The BKD CPAs & Advisors, LLP, of West Des Moines, recently finalized its annual audit of Clarke Electric Cooperative.
Cheryl Clausen made a presentation of the audited 2020 financial statements to the board of directors at its April board meeting. The report showed all financial and operational documents to be fairly presented and in accordance with government auditing standards. As part of the process, the auditors review the statement of operations, equity, cash flows, and deferred patronage schedule to determine how to allocate 2020 margins.
During the meeting, your co-op’s Board of Directors also authorized the distribution of $350,000 in capital credits to current and former members of the cooperative. This allocation will include refunding the remainder of the 2003 allocation and a portion of the 2004 allocation.

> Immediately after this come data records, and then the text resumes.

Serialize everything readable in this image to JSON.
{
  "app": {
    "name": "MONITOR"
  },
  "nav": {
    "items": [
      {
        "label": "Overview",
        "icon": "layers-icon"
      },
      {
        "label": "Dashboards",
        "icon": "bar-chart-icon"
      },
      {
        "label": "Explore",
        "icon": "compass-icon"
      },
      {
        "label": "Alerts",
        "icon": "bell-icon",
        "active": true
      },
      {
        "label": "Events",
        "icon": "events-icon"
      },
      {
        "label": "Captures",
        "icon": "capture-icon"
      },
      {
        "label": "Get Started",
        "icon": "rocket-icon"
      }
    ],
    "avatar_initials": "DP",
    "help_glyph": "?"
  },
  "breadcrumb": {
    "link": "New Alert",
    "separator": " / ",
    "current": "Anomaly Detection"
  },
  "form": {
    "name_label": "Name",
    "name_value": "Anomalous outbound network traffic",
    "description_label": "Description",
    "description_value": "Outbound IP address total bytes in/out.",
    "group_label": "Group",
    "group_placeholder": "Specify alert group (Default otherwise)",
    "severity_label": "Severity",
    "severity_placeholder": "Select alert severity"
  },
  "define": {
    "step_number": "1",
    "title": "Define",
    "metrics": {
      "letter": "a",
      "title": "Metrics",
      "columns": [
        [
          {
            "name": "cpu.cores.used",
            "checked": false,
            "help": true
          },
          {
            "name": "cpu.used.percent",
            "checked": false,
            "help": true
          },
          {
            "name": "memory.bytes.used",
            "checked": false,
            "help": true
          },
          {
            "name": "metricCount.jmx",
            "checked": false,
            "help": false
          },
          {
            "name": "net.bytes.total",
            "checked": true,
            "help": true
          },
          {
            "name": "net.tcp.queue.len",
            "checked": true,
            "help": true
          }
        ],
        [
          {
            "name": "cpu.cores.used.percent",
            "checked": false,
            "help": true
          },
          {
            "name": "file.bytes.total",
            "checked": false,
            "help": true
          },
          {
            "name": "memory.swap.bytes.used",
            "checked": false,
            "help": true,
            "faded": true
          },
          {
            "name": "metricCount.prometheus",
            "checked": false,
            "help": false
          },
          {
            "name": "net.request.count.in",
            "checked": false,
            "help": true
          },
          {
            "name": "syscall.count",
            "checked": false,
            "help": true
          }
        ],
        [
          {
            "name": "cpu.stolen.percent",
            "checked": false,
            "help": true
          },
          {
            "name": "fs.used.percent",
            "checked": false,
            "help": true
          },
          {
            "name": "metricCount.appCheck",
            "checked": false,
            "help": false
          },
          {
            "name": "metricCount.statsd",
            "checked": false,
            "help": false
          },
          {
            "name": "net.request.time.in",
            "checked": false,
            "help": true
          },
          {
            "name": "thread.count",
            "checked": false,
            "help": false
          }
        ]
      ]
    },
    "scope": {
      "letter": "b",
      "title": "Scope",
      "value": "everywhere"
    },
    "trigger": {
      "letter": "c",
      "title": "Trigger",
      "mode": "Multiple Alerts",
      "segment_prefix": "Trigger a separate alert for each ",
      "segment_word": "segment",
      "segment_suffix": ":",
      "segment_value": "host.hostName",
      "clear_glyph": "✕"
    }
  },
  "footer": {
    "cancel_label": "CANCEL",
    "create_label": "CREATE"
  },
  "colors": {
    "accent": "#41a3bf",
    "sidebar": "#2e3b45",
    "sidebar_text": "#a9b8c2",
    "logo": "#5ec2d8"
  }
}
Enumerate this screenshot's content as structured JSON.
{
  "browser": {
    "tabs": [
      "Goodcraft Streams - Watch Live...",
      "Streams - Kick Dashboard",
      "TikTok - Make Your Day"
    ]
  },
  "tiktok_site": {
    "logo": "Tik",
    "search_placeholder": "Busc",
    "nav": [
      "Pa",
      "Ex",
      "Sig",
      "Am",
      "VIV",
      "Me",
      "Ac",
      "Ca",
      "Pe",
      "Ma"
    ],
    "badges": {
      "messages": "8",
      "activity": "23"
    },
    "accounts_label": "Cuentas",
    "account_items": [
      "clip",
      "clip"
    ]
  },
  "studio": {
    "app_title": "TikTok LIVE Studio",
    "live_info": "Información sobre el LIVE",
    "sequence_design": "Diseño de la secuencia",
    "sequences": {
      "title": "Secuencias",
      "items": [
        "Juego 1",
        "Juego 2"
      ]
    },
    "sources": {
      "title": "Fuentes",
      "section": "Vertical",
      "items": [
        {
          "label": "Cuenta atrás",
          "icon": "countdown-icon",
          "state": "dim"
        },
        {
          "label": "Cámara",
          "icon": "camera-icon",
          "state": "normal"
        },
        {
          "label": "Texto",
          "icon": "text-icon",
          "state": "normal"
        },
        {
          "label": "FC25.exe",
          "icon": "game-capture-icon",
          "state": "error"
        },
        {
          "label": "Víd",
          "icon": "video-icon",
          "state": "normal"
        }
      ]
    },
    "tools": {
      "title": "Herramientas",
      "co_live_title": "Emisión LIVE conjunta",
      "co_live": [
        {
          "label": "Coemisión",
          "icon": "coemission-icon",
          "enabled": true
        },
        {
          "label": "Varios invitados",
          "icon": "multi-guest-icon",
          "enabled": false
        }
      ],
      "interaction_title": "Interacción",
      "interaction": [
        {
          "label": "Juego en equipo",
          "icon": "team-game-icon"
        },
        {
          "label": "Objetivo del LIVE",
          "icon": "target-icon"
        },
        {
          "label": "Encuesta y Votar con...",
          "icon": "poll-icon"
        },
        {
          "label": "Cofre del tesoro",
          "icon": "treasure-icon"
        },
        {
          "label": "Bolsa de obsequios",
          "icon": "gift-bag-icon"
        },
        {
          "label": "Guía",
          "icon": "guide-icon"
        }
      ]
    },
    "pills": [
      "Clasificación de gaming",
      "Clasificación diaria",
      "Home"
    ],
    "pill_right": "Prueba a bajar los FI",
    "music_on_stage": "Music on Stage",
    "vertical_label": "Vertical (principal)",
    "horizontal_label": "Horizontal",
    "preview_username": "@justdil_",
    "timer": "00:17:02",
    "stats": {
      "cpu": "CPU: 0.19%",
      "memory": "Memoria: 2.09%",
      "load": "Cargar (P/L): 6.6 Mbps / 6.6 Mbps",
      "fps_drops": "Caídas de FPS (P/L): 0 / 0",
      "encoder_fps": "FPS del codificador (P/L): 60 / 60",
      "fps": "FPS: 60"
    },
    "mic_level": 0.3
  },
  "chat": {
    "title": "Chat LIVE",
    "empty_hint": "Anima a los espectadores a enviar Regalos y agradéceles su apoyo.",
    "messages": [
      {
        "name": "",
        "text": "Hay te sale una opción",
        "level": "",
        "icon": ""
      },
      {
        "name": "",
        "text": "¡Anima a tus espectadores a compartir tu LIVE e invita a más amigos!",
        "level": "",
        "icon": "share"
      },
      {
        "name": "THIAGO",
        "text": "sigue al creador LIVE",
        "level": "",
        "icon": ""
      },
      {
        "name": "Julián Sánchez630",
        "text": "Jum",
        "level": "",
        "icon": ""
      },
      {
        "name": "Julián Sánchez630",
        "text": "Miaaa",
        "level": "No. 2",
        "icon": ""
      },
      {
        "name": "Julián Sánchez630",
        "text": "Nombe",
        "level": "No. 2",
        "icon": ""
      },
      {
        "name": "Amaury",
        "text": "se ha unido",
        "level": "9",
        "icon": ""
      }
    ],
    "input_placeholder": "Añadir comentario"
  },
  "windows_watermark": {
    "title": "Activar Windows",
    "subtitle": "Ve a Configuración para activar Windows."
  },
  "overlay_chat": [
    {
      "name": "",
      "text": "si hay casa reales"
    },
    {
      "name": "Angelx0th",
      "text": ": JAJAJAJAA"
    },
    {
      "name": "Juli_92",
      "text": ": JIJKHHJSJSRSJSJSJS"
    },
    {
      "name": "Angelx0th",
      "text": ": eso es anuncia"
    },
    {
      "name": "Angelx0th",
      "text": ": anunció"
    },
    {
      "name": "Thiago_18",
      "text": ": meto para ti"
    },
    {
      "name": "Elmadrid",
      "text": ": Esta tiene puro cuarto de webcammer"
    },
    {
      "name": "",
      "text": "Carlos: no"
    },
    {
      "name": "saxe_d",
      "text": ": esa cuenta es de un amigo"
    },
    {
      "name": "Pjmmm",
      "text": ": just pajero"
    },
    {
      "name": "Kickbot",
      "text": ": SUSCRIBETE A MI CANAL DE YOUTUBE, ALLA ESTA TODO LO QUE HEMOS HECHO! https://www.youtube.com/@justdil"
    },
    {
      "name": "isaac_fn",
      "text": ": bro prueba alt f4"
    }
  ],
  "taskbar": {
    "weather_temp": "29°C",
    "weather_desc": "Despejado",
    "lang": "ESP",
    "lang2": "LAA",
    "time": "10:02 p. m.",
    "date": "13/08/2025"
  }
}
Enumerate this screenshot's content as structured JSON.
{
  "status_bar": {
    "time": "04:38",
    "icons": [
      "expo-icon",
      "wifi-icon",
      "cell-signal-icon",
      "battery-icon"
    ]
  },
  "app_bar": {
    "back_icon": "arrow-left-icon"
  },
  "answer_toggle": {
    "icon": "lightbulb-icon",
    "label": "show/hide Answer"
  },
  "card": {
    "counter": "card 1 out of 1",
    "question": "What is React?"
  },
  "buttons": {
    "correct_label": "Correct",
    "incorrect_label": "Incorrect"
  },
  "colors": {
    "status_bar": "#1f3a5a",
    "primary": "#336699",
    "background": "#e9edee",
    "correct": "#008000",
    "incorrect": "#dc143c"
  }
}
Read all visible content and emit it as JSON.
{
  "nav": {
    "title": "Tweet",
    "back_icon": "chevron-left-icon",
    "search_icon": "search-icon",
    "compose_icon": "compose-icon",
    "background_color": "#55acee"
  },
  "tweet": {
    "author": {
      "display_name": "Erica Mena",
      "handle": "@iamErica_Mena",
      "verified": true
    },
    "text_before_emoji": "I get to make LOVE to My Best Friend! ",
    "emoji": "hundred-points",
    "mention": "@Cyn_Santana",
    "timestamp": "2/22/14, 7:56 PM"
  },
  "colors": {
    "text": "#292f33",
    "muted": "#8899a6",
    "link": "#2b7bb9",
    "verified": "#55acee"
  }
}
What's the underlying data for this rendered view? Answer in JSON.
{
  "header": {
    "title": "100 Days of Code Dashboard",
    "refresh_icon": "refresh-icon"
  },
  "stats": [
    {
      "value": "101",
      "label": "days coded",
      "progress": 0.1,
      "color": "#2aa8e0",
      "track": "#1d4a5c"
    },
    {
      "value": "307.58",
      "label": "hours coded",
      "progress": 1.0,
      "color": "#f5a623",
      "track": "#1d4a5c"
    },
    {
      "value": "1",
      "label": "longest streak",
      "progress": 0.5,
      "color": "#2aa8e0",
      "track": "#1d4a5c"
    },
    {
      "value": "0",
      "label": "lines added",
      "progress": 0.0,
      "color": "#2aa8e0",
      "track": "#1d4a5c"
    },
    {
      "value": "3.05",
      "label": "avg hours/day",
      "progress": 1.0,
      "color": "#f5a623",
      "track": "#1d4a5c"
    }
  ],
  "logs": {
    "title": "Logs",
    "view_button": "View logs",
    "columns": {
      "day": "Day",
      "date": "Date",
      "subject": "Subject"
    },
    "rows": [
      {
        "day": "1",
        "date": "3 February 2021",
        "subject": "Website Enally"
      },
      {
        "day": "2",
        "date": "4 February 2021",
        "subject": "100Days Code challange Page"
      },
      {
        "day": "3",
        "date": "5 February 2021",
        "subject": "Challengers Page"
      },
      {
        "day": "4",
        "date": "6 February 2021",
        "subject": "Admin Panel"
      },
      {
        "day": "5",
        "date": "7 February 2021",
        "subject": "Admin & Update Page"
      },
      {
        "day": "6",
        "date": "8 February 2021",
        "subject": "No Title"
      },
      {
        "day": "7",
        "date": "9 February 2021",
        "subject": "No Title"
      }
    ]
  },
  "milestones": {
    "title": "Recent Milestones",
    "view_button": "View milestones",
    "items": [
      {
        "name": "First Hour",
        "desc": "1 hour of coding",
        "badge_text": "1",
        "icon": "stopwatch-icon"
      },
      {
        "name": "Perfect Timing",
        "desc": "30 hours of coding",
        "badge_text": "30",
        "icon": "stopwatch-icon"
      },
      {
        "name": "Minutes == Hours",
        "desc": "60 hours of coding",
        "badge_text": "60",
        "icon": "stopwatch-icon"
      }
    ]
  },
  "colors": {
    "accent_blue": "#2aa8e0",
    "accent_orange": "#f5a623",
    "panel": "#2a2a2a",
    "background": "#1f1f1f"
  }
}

Active (current) members will receive a credit to their primary electric account in December for the amount of their capital credit. Issuing credits saves postage and labor costs for the co-op and its members. Also, by applying capital credits to the December bill, the cooperative hopes to help offset the higher electric bills that many members see at this time of year. Checks are mailed to inactive (former) members. Inactive account distributions of less than $5 will roll over to future years and a check will be issued when the minimum amount of $5 is reached.
As a not-for-profit electric cooperative, Clarke Electric returns patronage to its members like you. It is important for you to keep an updated address on file with the cooperative if you are no longer a member.
Clarke Electric’s rates are set to bring in enough money to pay operating costs, make payments on any loans and provide an emergency reserve. At the end of each calendar year, we subtract operating expenses from the total amount of money collected during the year; the balance is the “margin.” This margin is allocated to each member based on the amount each member paid for electricity.